On faisait nos courses avec des escaliers roulants, et parfois nos légumes à l'eau. On appuyait sur les boutons des panneaux lumineux de grandes surfaces pour consulter la géolocalisation de Pimkie et de Nature & Découvertes, puis sur celui de rez-de-chaussée pour descendre du premier par l'ascenseur en caddie. On mangeait des Nuts en cours de route parce qu'on avait la dalle et que l'on savait que la bavette aux échalotes prendrait du temps à la taper, et que les patates fallait encore les couper pour faire  cuire les frites.

« Putain l'huile ! »

Comme on oubliait une fois sur 2 la Lesieur spéciale friture, on faisait des pâtes plus simplement.

« Finalement, c'est aussi bon, la bavette avec des Panzani !  T'en penses quoi, franchement ?»

Je concluais par un « Ouais, ça vaut quand même pas l'originale ! ».

Pour Betty, c'est pas son truc la cuisine. Elle attend que je prenne les devants pour la lui servir. Moi, officiellement, je m'en fou ! Prendre un peu de temps pour faire à manger, c'est déjà ça de moins à passer sous ma Mercedes. D'ailleurs, l'autre jour, je me suis aperçu que le démontage de mon pot d'échappement ne faisait pas plus long que la cuisson d'un gigot à l'ail et au romarin : 50 minutes.

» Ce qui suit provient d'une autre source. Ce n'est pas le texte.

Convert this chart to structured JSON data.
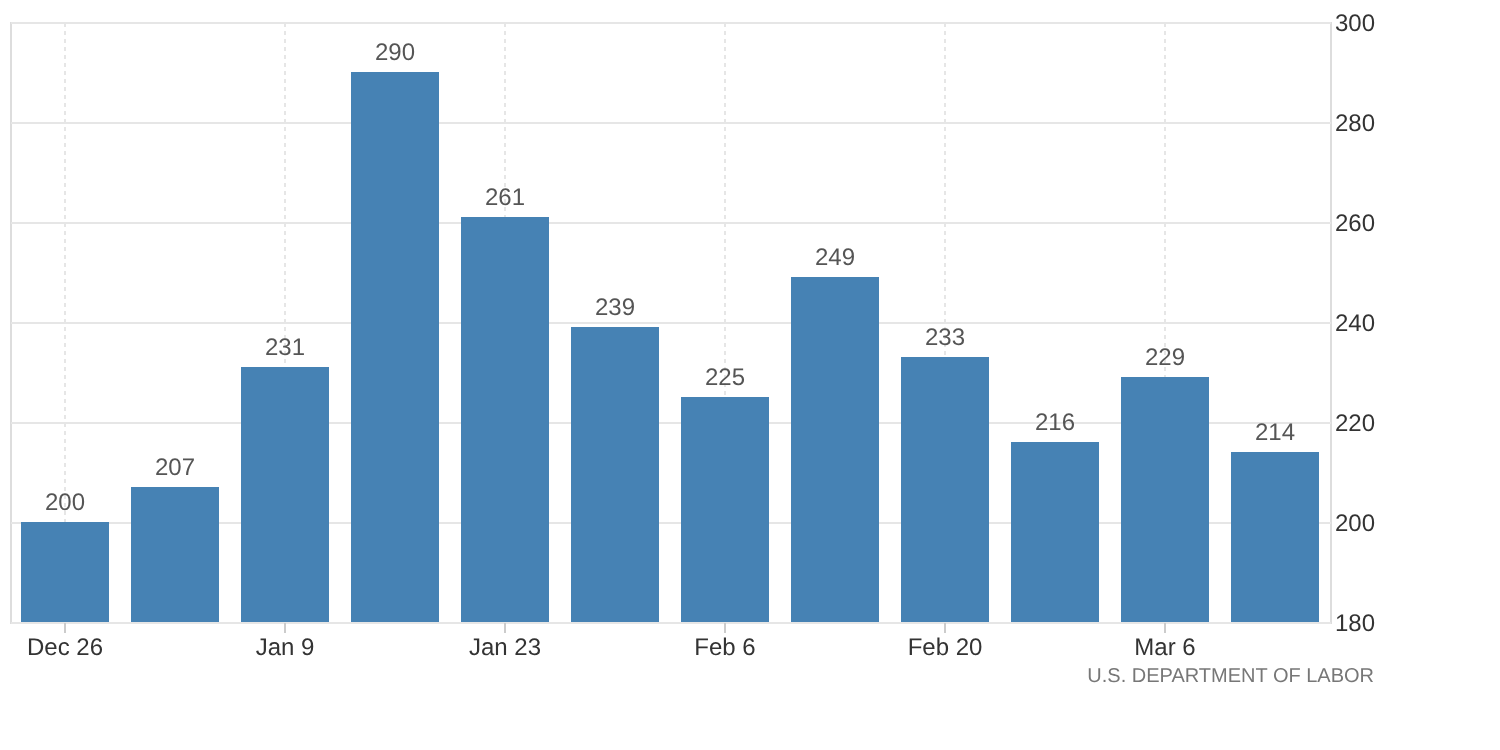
{
  "chart_data": {
    "type": "bar",
    "categories": [
      "Dec 26",
      null,
      "Jan 9",
      null,
      "Jan 23",
      null,
      "Feb 6",
      null,
      "Feb 20",
      null,
      "Mar 6",
      null
    ],
    "values": [
      200,
      207,
      231,
      290,
      261,
      239,
      225,
      249,
      233,
      216,
      229,
      214
    ],
    "color": "#4682b4",
    "ylim": [
      180,
      300
    ],
    "yticks": [
      180,
      200,
      220,
      240,
      260,
      280,
      300
    ],
    "grid": true,
    "data_labels": true,
    "annotations": [
      "U.S. DEPARTMENT OF LABOR"
    ]
  }
}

Hier, nous avons invité a manger Marc et Julie pour discuter de la clôture de jardin qui nous sépare. Betty voudrait de la brande de bruyère mais perso je suis plus attiré par un petit muret de pierres surmonté d'une palissade en planches de bois flotté. J'en ramène toujours une ou deux de la plage sous le bras. Je surfe à ma façon.

Julie à les yeux bleus de la mer et Marc les dents couleur sable de marée basse. Marc et Julie habitent seulement le soir chez eux parce qu'ils travaillent le reste du temps chez les autres. Lui est prospecteur en immobilier et sa femme indépendante en crème dépilatoire. Ils habitent une grande maison qui ne sert pratiquement à rien puisqu'ils y viennent juste pour y dormir. Betty dit qu'ils brûlent à eux deux, plus de fuel de chauffage qu'un sardinier Marocain chargé en gasoil et venu pêcher en côte atlantique les bestiaux à la moutarde ou au vin blanc de chez notre Saupiquet.

« S'ils restaient un peu plus chez eux, à jardiner des salades ou à planter des huîtres que plutôt d'aller toquer à des baraques aux volets fermés et frotter des minous à vulves endormies, ils auraient un peu moins de conserves dans les placards ! Non ? »

Pour Betty, la raison est Euclidienne : quand tout est biscornu, on ne peut échapper à la géométrie variable, que comme aussi l'importance du volet qui claque, c'est la force du vent qui mesure son impact.

Parfois, la bavette était à la sauce Roquefort.